The Good Friday Agreement

In reality, in the years since the Good Friday Agreement the main beneficiaries have been the large number of corporations that have opened or expanded their operations in Northern Ireland to take advantage of a skilled and relatively low-paid workforce.

This may have brought with it some jobs, but much of the new investment is unlikely to remain long, since, as in the Irish Republic, the impact of the accession of much of Eastern Europe to the European Union and the prodigious industrial expansion in China will draw this away. And inevitably the demand will be for all workers to accept ever-lower wage rates and cuts in social programmes.

An alternative to continuing and even worsening sectarian conflict and declining living standards for all requires the adoption of an entirely new political orientation for Catholic and Protestant workers alike—socialist internationalism.

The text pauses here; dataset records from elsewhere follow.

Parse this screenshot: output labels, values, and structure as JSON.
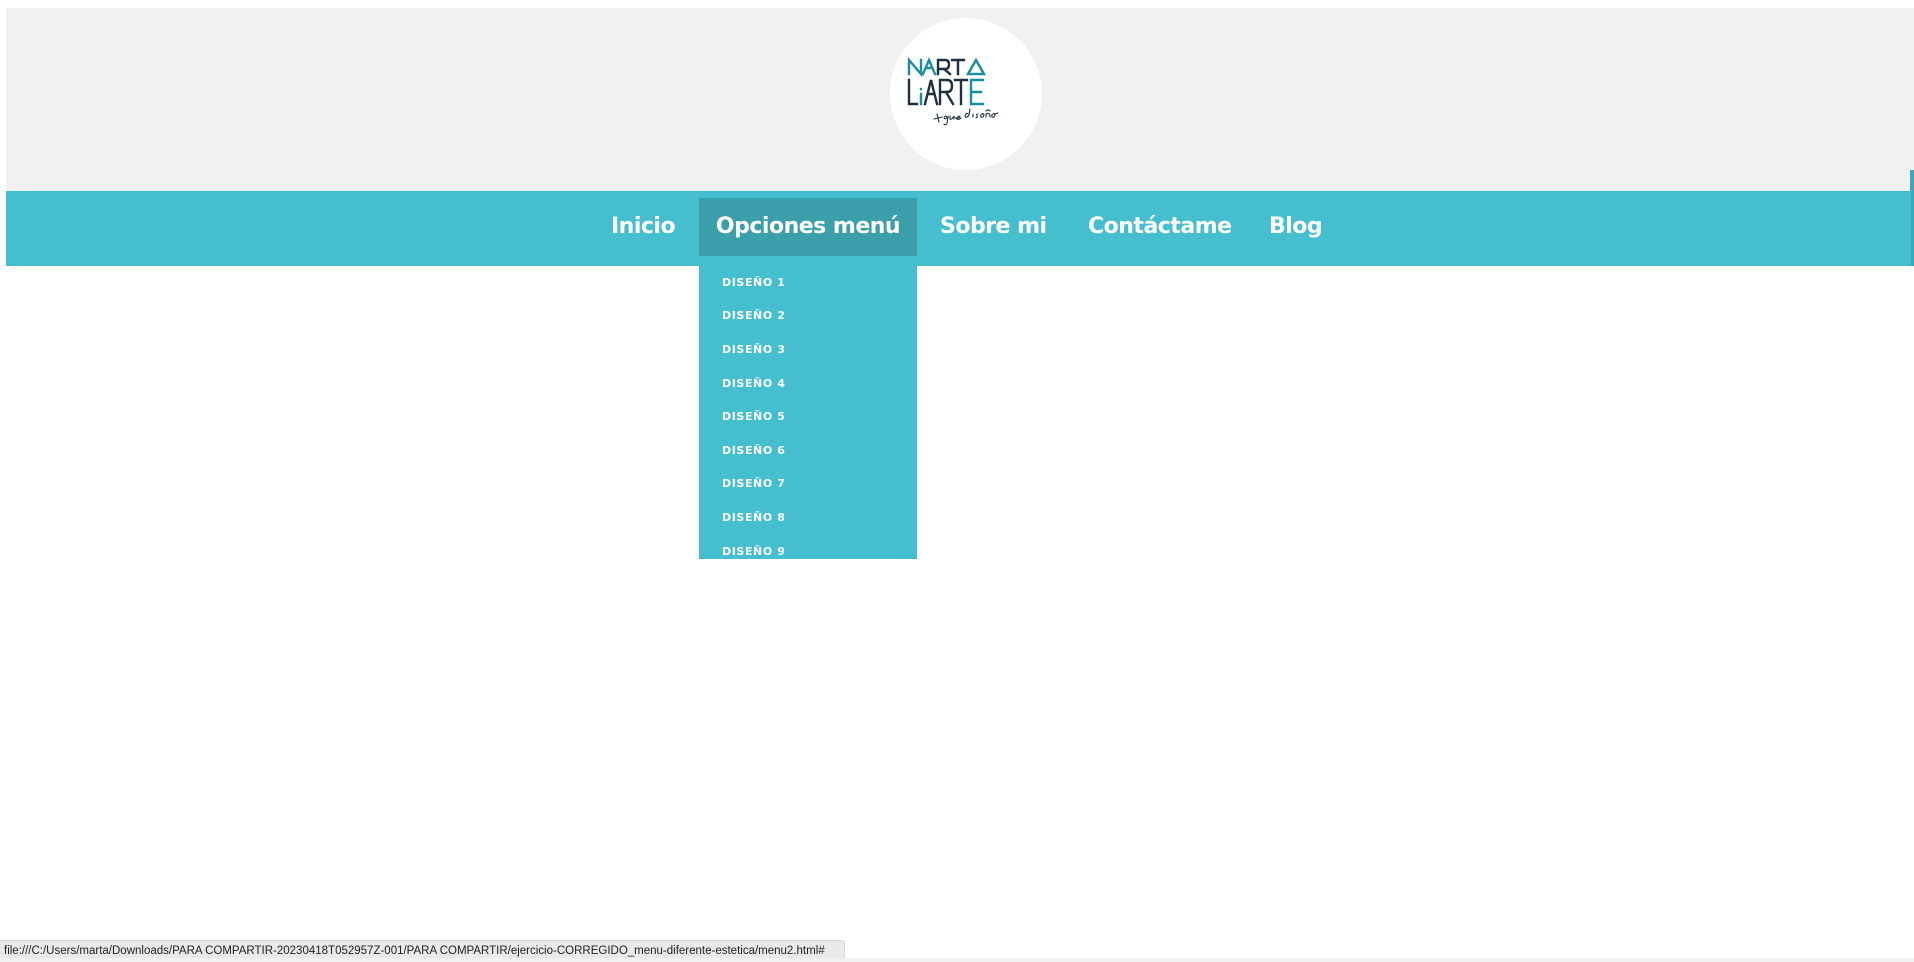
{
  "header": {
    "logo": {
      "text_line1_left": "MARTA",
      "text_line2": "LiARTE",
      "tagline": "+ que diseño",
      "brand_color": "#1a8f9b",
      "dark_color": "#1e3140"
    }
  },
  "nav": {
    "items": [
      {
        "label": "Inicio"
      },
      {
        "label": "Opciones menú"
      },
      {
        "label": "Sobre mi"
      },
      {
        "label": "Contáctame"
      },
      {
        "label": "Blog"
      }
    ],
    "active_index": 1,
    "bg_color": "#45bfcf",
    "active_bg_color": "#3a9faa"
  },
  "dropdown": {
    "items": [
      {
        "label": "DISEÑO 1"
      },
      {
        "label": "DISEÑO 2"
      },
      {
        "label": "DISEÑO 3"
      },
      {
        "label": "DISEÑO 4"
      },
      {
        "label": "DISEÑO 5"
      },
      {
        "label": "DISEÑO 6"
      },
      {
        "label": "DISEÑO 7"
      },
      {
        "label": "DISEÑO 8"
      },
      {
        "label": "DISEÑO 9"
      }
    ]
  },
  "status_bar": {
    "url": "file:///C:/Users/marta/Downloads/PARA COMPARTIR-20230418T052957Z-001/PARA COMPARTIR/ejercicio-CORREGIDO_menu-diferente-estetica/menu2.html#"
  }
}
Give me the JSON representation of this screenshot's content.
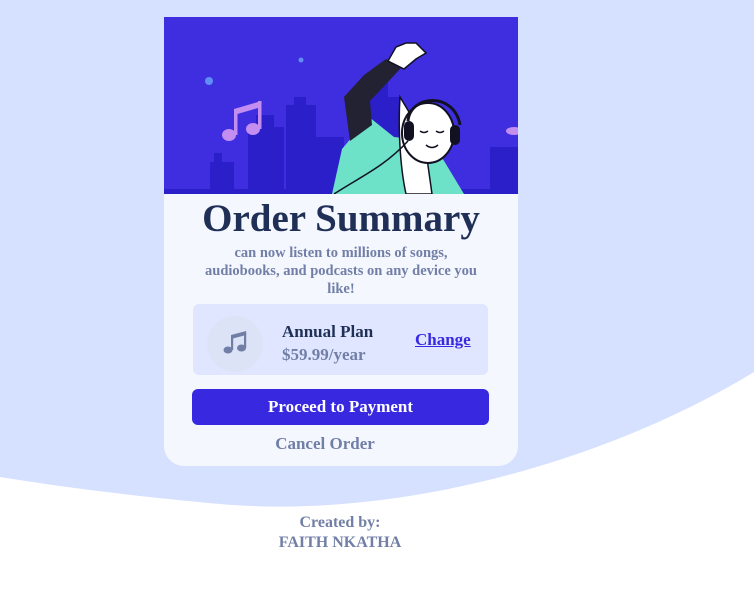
{
  "colors": {
    "background_wave": "#d6e0ff",
    "card": "#f5f7ff",
    "hero_blue": "#3f2ee0",
    "accent": "#3829e0",
    "heading": "#1f2f56",
    "muted": "#717fa6",
    "plan_box": "#e0e6ff"
  },
  "hero": {
    "illustration": "music-listener-illustration"
  },
  "card": {
    "title": "Order Summary",
    "description": "can now listen to millions of songs, audiobooks, and podcasts on any device you like!"
  },
  "plan": {
    "icon": "music-note-icon",
    "name": "Annual Plan",
    "price": "$59.99/year",
    "change_label": "Change"
  },
  "actions": {
    "proceed_label": "Proceed to Payment",
    "cancel_label": "Cancel Order"
  },
  "credits": {
    "line1": "Created by:",
    "line2": "FAITH NKATHA"
  }
}
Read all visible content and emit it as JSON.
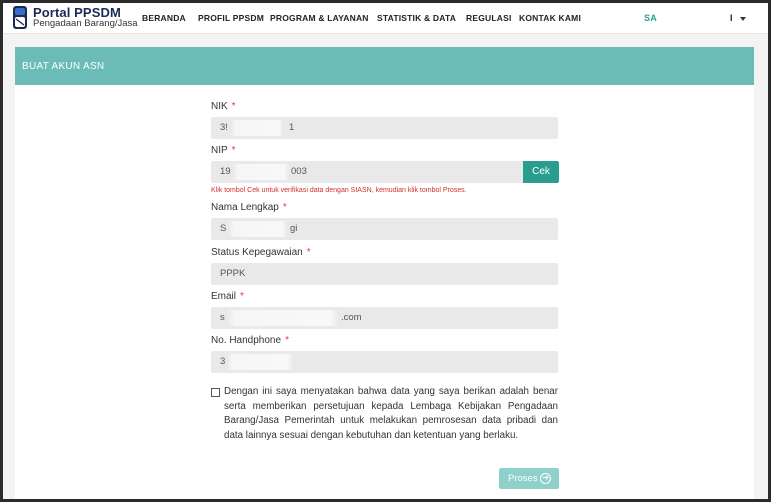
{
  "header": {
    "brand_title": "Portal PPSDM",
    "brand_subtitle": "Pengadaan Barang/Jasa",
    "nav": [
      "BERANDA",
      "PROFIL PPSDM",
      "PROGRAM & LAYANAN",
      "STATISTIK & DATA",
      "REGULASI",
      "KONTAK KAMI"
    ],
    "user_start": "SA",
    "user_end": "I"
  },
  "form": {
    "title": "BUAT AKUN ASN",
    "required_mark": "*",
    "fields": {
      "nik": {
        "label": "NIK",
        "value_start": "3!",
        "value_end": "1"
      },
      "nip": {
        "label": "NIP",
        "value_start": "19",
        "value_end": "003"
      },
      "nama": {
        "label": "Nama Lengkap",
        "value_start": "S",
        "value_end": "gi"
      },
      "status": {
        "label": "Status Kepegawaian",
        "value": "PPPK"
      },
      "email": {
        "label": "Email",
        "value_start": "s",
        "value_end": ".com"
      },
      "phone": {
        "label": "No. Handphone",
        "value_start": "3"
      }
    },
    "cek_label": "Cek",
    "nip_hint": "Klik tombol Cek untuk verifikasi data dengan SIASN, kemudian klik tombol Proses.",
    "agreement": "Dengan ini saya menyatakan bahwa data yang saya berikan adalah benar serta memberikan persetujuan kepada Lembaga Kebijakan Pengadaan Barang/Jasa Pemerintah untuk melakukan pemrosesan data pribadi dan data lainnya sesuai dengan kebutuhan dan ketentuan yang berlaku.",
    "submit_label": "Proses"
  },
  "colors": {
    "accent": "#2a9d91",
    "header_band": "#6bbcb6",
    "required": "#e53935"
  }
}
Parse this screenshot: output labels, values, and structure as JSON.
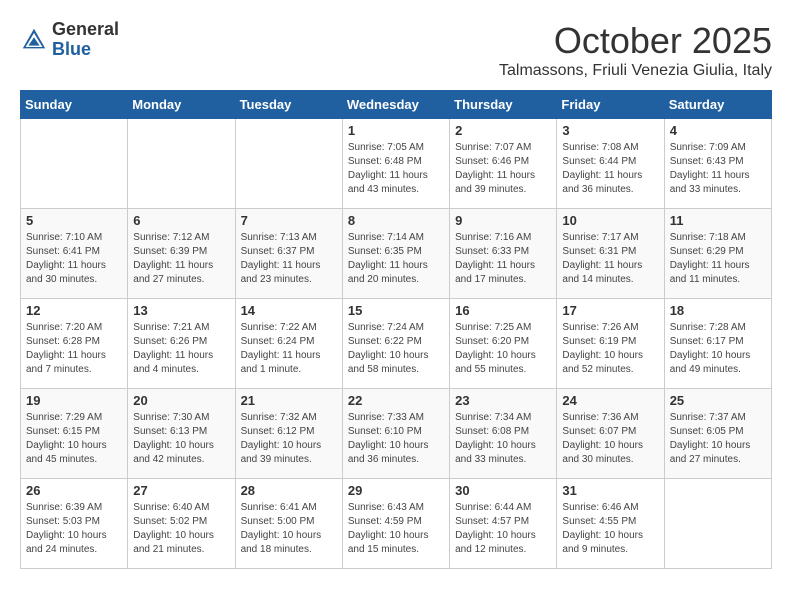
{
  "header": {
    "logo_general": "General",
    "logo_blue": "Blue",
    "title": "October 2025",
    "subtitle": "Talmassons, Friuli Venezia Giulia, Italy"
  },
  "weekdays": [
    "Sunday",
    "Monday",
    "Tuesday",
    "Wednesday",
    "Thursday",
    "Friday",
    "Saturday"
  ],
  "weeks": [
    [
      {
        "day": "",
        "info": ""
      },
      {
        "day": "",
        "info": ""
      },
      {
        "day": "",
        "info": ""
      },
      {
        "day": "1",
        "info": "Sunrise: 7:05 AM\nSunset: 6:48 PM\nDaylight: 11 hours\nand 43 minutes."
      },
      {
        "day": "2",
        "info": "Sunrise: 7:07 AM\nSunset: 6:46 PM\nDaylight: 11 hours\nand 39 minutes."
      },
      {
        "day": "3",
        "info": "Sunrise: 7:08 AM\nSunset: 6:44 PM\nDaylight: 11 hours\nand 36 minutes."
      },
      {
        "day": "4",
        "info": "Sunrise: 7:09 AM\nSunset: 6:43 PM\nDaylight: 11 hours\nand 33 minutes."
      }
    ],
    [
      {
        "day": "5",
        "info": "Sunrise: 7:10 AM\nSunset: 6:41 PM\nDaylight: 11 hours\nand 30 minutes."
      },
      {
        "day": "6",
        "info": "Sunrise: 7:12 AM\nSunset: 6:39 PM\nDaylight: 11 hours\nand 27 minutes."
      },
      {
        "day": "7",
        "info": "Sunrise: 7:13 AM\nSunset: 6:37 PM\nDaylight: 11 hours\nand 23 minutes."
      },
      {
        "day": "8",
        "info": "Sunrise: 7:14 AM\nSunset: 6:35 PM\nDaylight: 11 hours\nand 20 minutes."
      },
      {
        "day": "9",
        "info": "Sunrise: 7:16 AM\nSunset: 6:33 PM\nDaylight: 11 hours\nand 17 minutes."
      },
      {
        "day": "10",
        "info": "Sunrise: 7:17 AM\nSunset: 6:31 PM\nDaylight: 11 hours\nand 14 minutes."
      },
      {
        "day": "11",
        "info": "Sunrise: 7:18 AM\nSunset: 6:29 PM\nDaylight: 11 hours\nand 11 minutes."
      }
    ],
    [
      {
        "day": "12",
        "info": "Sunrise: 7:20 AM\nSunset: 6:28 PM\nDaylight: 11 hours\nand 7 minutes."
      },
      {
        "day": "13",
        "info": "Sunrise: 7:21 AM\nSunset: 6:26 PM\nDaylight: 11 hours\nand 4 minutes."
      },
      {
        "day": "14",
        "info": "Sunrise: 7:22 AM\nSunset: 6:24 PM\nDaylight: 11 hours\nand 1 minute."
      },
      {
        "day": "15",
        "info": "Sunrise: 7:24 AM\nSunset: 6:22 PM\nDaylight: 10 hours\nand 58 minutes."
      },
      {
        "day": "16",
        "info": "Sunrise: 7:25 AM\nSunset: 6:20 PM\nDaylight: 10 hours\nand 55 minutes."
      },
      {
        "day": "17",
        "info": "Sunrise: 7:26 AM\nSunset: 6:19 PM\nDaylight: 10 hours\nand 52 minutes."
      },
      {
        "day": "18",
        "info": "Sunrise: 7:28 AM\nSunset: 6:17 PM\nDaylight: 10 hours\nand 49 minutes."
      }
    ],
    [
      {
        "day": "19",
        "info": "Sunrise: 7:29 AM\nSunset: 6:15 PM\nDaylight: 10 hours\nand 45 minutes."
      },
      {
        "day": "20",
        "info": "Sunrise: 7:30 AM\nSunset: 6:13 PM\nDaylight: 10 hours\nand 42 minutes."
      },
      {
        "day": "21",
        "info": "Sunrise: 7:32 AM\nSunset: 6:12 PM\nDaylight: 10 hours\nand 39 minutes."
      },
      {
        "day": "22",
        "info": "Sunrise: 7:33 AM\nSunset: 6:10 PM\nDaylight: 10 hours\nand 36 minutes."
      },
      {
        "day": "23",
        "info": "Sunrise: 7:34 AM\nSunset: 6:08 PM\nDaylight: 10 hours\nand 33 minutes."
      },
      {
        "day": "24",
        "info": "Sunrise: 7:36 AM\nSunset: 6:07 PM\nDaylight: 10 hours\nand 30 minutes."
      },
      {
        "day": "25",
        "info": "Sunrise: 7:37 AM\nSunset: 6:05 PM\nDaylight: 10 hours\nand 27 minutes."
      }
    ],
    [
      {
        "day": "26",
        "info": "Sunrise: 6:39 AM\nSunset: 5:03 PM\nDaylight: 10 hours\nand 24 minutes."
      },
      {
        "day": "27",
        "info": "Sunrise: 6:40 AM\nSunset: 5:02 PM\nDaylight: 10 hours\nand 21 minutes."
      },
      {
        "day": "28",
        "info": "Sunrise: 6:41 AM\nSunset: 5:00 PM\nDaylight: 10 hours\nand 18 minutes."
      },
      {
        "day": "29",
        "info": "Sunrise: 6:43 AM\nSunset: 4:59 PM\nDaylight: 10 hours\nand 15 minutes."
      },
      {
        "day": "30",
        "info": "Sunrise: 6:44 AM\nSunset: 4:57 PM\nDaylight: 10 hours\nand 12 minutes."
      },
      {
        "day": "31",
        "info": "Sunrise: 6:46 AM\nSunset: 4:55 PM\nDaylight: 10 hours\nand 9 minutes."
      },
      {
        "day": "",
        "info": ""
      }
    ]
  ]
}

Republicanism offers no means of meeting the social and democratic aspirations of workers in the North or of ending the reactionary grip of unionism. Formal independence from Britain would not change the fact that all workers, irrespective of their national or religious affiliations, are exploited by huge transnational corporations whose sole concern is to impose the lowest wages and the longest hours of work, and to pay the least taxes.

Moreover, more than eight decades of “independence” have proven that the southern bourgeoisie, no less than its unionist counterparts, is only an alternative local representative of global capital and US, British and European imperialism. Its own history of trampling on democratic rights, the linking of Irish nationalism with Catholicism and the discrimination against Protestants is the most powerful recruiting sergeant for the Unionist bigots. There cannot be a successful argument for unity that is predicated on a demand that Protestants become a discriminated minority in a unified capitalist Ireland.

The task facing the working class is not the building of new nations and the reinforcing of national divisions, but a unified struggle by Catholic and Protestant, north and south of the border, Irish and British, in the struggle to establish a socialist Ireland as part of a United Socialist States of Europe. This demands the building of an Irish section of the International Committee of the Fourth International.